A DOCUMENTARY following the summer season in the berry fields of Scotland, due to be broadcast next week, will examine the importance of seasonal migrant workers from across Europe.

Scotland’s fruit industry has been one of the great farming success stories of the last twenty years. Polytunnel technology has turned a six week season into a six or nine month picking season generating more than £100 million for the Scottish economy. But if Brexit results in restrictions on the movement of labour, many farm owners and workers are asking: “Who will pick the berries?”

The programme visits the 100 acres of Wester Hardmuir farm near Nairn, which has been owned and run by Sylvia and James Clarke for the last thirty years, grow strawberries, raspberries and a range of other fruit and vegetables in forty-four polytunnels.

They have half a dozen full-time employees – some Scottish, some from Eastern Europe.
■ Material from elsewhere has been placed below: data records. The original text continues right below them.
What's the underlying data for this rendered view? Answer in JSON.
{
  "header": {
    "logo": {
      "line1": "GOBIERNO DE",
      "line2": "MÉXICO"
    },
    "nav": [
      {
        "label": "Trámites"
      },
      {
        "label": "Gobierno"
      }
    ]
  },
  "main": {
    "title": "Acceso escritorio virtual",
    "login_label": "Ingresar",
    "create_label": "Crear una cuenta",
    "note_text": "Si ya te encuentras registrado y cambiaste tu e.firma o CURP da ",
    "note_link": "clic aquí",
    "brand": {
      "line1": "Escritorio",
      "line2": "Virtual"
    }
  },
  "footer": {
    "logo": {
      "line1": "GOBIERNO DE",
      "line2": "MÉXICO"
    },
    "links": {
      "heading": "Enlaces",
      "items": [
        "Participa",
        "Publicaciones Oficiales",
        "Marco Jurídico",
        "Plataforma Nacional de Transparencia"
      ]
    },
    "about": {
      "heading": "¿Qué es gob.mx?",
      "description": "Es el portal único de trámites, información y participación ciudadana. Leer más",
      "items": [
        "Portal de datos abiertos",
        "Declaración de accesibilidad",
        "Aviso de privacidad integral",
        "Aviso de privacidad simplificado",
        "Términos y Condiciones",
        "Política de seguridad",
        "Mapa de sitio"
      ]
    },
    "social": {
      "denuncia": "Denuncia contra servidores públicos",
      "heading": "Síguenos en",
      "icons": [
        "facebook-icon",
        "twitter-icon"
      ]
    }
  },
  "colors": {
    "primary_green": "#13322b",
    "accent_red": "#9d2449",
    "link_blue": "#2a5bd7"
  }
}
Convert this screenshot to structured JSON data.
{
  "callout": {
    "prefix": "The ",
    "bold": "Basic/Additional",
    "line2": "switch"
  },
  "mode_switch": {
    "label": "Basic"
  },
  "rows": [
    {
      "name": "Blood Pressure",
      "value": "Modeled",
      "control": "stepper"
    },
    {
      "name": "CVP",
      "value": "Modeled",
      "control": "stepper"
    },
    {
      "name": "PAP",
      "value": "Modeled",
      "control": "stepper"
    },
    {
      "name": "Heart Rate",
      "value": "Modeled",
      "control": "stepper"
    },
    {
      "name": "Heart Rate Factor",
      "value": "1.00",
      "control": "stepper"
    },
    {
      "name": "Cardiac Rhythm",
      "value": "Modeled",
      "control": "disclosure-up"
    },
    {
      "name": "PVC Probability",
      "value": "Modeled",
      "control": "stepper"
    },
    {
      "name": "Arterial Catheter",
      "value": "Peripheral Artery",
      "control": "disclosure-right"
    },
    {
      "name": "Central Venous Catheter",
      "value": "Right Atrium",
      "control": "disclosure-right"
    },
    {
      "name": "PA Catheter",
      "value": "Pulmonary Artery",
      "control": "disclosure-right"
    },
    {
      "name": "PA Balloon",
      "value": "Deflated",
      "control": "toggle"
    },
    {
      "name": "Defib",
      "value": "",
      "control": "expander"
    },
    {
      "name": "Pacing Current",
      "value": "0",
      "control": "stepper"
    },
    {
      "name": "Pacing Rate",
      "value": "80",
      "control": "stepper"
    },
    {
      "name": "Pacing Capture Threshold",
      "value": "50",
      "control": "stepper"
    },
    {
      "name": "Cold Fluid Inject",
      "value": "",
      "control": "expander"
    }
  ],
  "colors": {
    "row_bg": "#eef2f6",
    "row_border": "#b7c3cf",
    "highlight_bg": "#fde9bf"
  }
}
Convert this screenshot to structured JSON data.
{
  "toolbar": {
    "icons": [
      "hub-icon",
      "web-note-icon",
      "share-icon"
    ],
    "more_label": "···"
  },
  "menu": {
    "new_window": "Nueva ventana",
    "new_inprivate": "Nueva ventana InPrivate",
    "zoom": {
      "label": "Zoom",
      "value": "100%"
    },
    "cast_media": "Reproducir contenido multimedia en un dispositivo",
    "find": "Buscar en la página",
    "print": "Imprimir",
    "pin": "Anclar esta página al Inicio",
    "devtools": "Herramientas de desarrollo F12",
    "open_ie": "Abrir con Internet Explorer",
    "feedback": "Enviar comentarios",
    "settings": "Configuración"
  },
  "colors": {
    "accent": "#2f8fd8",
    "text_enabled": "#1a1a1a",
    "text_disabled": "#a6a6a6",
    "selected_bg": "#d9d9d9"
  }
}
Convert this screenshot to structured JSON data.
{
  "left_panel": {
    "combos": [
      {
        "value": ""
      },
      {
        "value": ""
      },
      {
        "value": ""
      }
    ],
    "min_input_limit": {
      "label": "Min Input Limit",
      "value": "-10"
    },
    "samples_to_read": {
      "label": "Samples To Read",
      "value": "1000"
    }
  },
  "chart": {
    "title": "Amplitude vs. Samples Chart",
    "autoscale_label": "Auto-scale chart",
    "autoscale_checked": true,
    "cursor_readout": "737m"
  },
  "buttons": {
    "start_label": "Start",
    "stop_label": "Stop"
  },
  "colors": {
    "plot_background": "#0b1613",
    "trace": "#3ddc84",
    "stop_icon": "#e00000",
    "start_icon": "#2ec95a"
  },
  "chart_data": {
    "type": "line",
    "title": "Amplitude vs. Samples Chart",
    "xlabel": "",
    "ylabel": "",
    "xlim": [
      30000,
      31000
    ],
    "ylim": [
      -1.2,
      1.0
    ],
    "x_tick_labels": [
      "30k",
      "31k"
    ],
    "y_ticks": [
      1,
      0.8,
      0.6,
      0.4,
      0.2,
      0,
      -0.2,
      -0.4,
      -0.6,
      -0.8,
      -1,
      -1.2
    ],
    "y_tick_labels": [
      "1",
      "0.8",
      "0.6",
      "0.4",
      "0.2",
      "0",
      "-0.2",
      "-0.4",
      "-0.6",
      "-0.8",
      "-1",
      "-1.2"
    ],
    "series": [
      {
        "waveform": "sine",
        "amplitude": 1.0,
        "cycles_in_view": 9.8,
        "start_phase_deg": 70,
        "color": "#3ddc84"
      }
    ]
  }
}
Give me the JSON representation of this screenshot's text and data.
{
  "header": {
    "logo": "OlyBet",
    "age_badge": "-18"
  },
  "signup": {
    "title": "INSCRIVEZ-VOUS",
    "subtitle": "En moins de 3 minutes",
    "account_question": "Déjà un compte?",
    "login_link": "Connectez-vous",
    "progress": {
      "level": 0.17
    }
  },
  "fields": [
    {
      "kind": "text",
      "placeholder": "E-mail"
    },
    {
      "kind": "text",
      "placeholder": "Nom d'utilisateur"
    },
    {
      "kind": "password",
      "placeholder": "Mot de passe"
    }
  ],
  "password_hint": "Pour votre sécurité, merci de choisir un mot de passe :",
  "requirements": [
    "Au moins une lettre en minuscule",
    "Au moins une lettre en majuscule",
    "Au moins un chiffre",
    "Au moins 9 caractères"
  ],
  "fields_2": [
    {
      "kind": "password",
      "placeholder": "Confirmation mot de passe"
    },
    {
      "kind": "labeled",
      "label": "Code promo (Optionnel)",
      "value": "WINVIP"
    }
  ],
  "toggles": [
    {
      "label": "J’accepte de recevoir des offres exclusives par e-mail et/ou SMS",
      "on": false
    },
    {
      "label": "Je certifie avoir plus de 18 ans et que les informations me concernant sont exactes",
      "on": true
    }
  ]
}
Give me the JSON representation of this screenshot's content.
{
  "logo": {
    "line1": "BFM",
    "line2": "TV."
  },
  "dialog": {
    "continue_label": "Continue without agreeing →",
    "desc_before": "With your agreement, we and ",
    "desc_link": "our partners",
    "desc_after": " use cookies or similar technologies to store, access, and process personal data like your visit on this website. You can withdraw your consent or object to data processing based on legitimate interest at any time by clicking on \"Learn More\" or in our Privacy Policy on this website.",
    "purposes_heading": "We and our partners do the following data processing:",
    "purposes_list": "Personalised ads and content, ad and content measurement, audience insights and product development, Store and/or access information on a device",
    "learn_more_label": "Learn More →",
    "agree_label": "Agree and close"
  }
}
Each picking season, from May to September, they bring in around twenty students from Poland, Lithuania and Slovakia to pick the crop of ten million berries, which is sold through their farm shop and through a wholesaler.

By contrast, the other farm featured, Castleton Farm near Laurencekirk, grows fruit on an industrial scale. Owned and run by Ross Mitchell, Castleton has built a small village to house the six hundred workers who come from across Eastern Europe to pick berries for up to nine months of the year.

The Landward special will air on on BBC Two Scotland on Wednesday October 18, at 8.00pm.